Politics & Policy

Bratton? No.

The police chief has some work to do before the rank-and-file will want him back.

Once again, I have a bone to pick with the Los Angeles Times.

In an editorial in Sunday’s edition, the Times made the early case for retaining William Bratton as chief of the Los Angeles Police Department when his five-year contract expires in 2007. Bratton may indeed prove deserving of another term when the time comes, but for now many LAPD officers are unpersuaded.

Granted, when compared to his two most recent predecessors, Bratton stands as a giant. But theirs were hardly large shoes to fill. Bernard Parks was a tyrant, one whose draconian disciplinary system and towering ego led to higher crime and an unprecedented exodus of police officers to other departments. Willie Williams before him was amiable enough, but he was completely overmatched by the job of running the police department in the nation’s second-largest city. Neither of these men deserved to be appointed in the first place, much less to a second term.
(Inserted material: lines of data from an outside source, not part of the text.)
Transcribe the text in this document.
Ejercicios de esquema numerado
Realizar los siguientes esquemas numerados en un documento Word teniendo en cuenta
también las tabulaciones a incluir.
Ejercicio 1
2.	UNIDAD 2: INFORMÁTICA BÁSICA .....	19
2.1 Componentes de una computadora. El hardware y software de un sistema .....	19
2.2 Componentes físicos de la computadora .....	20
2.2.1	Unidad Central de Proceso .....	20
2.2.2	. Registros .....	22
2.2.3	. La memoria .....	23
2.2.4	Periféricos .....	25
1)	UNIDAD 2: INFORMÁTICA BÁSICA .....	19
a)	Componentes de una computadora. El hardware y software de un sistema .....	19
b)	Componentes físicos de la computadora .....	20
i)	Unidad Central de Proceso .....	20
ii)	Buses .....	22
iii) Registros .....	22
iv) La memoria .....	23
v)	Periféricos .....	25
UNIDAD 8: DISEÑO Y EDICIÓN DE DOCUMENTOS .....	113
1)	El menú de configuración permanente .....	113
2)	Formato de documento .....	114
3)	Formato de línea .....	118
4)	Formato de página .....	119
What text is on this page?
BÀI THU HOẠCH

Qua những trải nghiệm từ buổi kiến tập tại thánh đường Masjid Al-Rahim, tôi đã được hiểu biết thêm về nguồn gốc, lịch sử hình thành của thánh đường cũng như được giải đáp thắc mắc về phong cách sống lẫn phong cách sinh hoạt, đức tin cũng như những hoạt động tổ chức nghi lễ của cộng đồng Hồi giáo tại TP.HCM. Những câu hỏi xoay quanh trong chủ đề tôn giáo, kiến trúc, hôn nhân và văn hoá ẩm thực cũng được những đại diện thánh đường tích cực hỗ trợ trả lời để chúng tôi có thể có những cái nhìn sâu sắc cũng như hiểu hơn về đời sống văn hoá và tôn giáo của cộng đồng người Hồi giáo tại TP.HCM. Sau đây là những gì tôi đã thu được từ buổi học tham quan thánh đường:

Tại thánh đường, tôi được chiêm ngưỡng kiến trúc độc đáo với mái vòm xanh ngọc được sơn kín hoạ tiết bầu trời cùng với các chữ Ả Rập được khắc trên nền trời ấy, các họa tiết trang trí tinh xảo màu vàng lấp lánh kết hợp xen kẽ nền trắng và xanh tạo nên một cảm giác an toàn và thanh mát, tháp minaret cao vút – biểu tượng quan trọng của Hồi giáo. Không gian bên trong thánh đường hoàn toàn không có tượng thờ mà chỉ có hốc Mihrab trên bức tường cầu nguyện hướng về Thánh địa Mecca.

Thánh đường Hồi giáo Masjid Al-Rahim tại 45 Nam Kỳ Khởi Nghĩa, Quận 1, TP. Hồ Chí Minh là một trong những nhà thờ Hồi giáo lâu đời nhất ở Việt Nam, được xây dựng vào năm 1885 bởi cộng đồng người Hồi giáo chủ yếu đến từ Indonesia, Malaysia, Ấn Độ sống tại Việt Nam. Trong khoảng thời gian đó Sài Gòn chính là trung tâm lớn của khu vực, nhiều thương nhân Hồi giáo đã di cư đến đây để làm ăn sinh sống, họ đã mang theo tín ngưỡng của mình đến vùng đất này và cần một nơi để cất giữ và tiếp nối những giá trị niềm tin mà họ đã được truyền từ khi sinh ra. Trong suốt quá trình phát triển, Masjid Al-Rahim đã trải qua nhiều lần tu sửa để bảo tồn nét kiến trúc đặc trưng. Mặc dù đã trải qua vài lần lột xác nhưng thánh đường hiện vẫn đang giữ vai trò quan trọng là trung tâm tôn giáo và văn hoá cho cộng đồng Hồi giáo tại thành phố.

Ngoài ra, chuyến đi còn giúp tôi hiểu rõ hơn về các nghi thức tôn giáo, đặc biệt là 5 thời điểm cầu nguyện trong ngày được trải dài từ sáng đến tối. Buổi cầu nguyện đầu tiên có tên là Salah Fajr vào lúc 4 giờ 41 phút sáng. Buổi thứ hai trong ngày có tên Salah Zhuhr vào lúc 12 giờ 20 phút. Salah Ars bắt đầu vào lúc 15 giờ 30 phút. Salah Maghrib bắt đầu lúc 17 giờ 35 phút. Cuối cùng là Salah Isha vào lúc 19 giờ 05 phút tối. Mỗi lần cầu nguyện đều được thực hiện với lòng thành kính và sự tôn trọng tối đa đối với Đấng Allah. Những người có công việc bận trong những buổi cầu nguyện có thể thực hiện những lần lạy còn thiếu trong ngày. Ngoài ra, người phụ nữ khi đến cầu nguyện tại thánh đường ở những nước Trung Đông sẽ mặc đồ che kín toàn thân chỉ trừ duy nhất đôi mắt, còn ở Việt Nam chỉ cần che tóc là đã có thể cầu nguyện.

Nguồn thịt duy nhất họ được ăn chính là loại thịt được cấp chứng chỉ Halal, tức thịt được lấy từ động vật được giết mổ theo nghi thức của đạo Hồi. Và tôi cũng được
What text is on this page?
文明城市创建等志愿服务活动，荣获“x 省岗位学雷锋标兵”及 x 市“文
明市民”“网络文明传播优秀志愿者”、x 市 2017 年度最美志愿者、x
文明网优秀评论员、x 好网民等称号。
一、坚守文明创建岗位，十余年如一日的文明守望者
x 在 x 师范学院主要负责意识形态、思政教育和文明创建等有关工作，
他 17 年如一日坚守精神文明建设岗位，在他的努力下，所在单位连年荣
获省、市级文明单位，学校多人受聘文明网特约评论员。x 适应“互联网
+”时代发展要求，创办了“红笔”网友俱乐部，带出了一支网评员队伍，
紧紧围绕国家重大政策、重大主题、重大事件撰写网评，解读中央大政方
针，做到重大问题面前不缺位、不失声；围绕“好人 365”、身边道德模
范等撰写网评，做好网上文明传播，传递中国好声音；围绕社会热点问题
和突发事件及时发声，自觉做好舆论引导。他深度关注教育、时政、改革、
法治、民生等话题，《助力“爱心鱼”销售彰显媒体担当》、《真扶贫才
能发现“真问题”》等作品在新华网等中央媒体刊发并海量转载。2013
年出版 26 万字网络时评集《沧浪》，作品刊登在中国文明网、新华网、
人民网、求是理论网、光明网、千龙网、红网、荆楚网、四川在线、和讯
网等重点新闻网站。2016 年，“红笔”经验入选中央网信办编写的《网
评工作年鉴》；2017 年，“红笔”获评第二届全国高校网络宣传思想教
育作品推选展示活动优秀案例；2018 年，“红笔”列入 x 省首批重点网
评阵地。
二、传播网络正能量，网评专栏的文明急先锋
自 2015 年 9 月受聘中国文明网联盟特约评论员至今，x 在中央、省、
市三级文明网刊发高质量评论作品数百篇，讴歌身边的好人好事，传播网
No one was more welcoming of William Bratton than I, a sentiment I expressed many times here on NRO, but recent events have given me, like nearly every cop I know, cause to reconsider. Unlike the editorialists at the Times, the city’s street cops see the recent firing of John Hatfield, the officer shown on television striking a fleeing car thief with a flashlight last June, as a nakedly political move, completely unjustified by the evidence.

In choosing to fire Hatfield, Bratton showed himself willing to accede to the wishes of the local grievance industry, subordinating his role as leader of the department to the demands of racial politics. Bratton has a deep well of political capital in town, but he was unwilling to spend even a drop of it to spare a cop who, though he may have made a mistake, did not deserve to lose his job.

The Times rightly lauds Bratton for the drop in crime brought about since his arrival, and it is the crime figures that should count most when Mayor Antonio Villaraigosa and his police commission evaluate Bratton’s bid for reappointment in two years. Reported violent crime citywide is down 39 percent from two years ago, an accomplishment that would have been unthinkable had Bernard Parks remained as chief.

But there are signs of trouble ahead, particularly in the city’s higher-crime areas. In the LAPD’s South Bureau, where a disproportionate amount of city’s crime takes place, arrests for violent crime are down 5 percent from two years ago. This is no doubt partly due to the fact that reported violent crime is down 30 percent over the same period, but a hidden factor might also be in play. As was the case during Bernard Parks’s tenure, when many cops adopted a “drive-and-wave” attitude out of fear of drawing citizen complaints, officers again see the peril to their careers that accompanies proactive police work.

The risk to life and limb is seen as part of the job, but no one wants to be the next cop on the hot seat and find himself, like John Hatfield, out of a job. South L.A.’s gang members, perhaps emboldened by what they may perceive as a police retreat, seem to be taking advantage of the situation: the number of shooting victims in the area increased by 37 percent from June to July, and the number of murders during the same period went from 12 to 28. In the Rampart Division, another of the city’s most violent, the number of shooting victims went from 3 to 23, while the number of murders went from 0 to 6.

Only a motivated police force can bring these numbers down, and as things now stand William Bratton isn’t supplying the motivation. He has two years remaining in his current term, two years to find the spine he showed as commissioner of the NYPD ten years ago and when he first arrived in Los Angeles. How many more people will die before he does?

Jack Dunphy is an officer in the Los Angeles Police Department. “Jack Dunphy” is the author’s nom de cyber. The opinions expressed are his own and almost certainly do not reflect those of the LAPD management.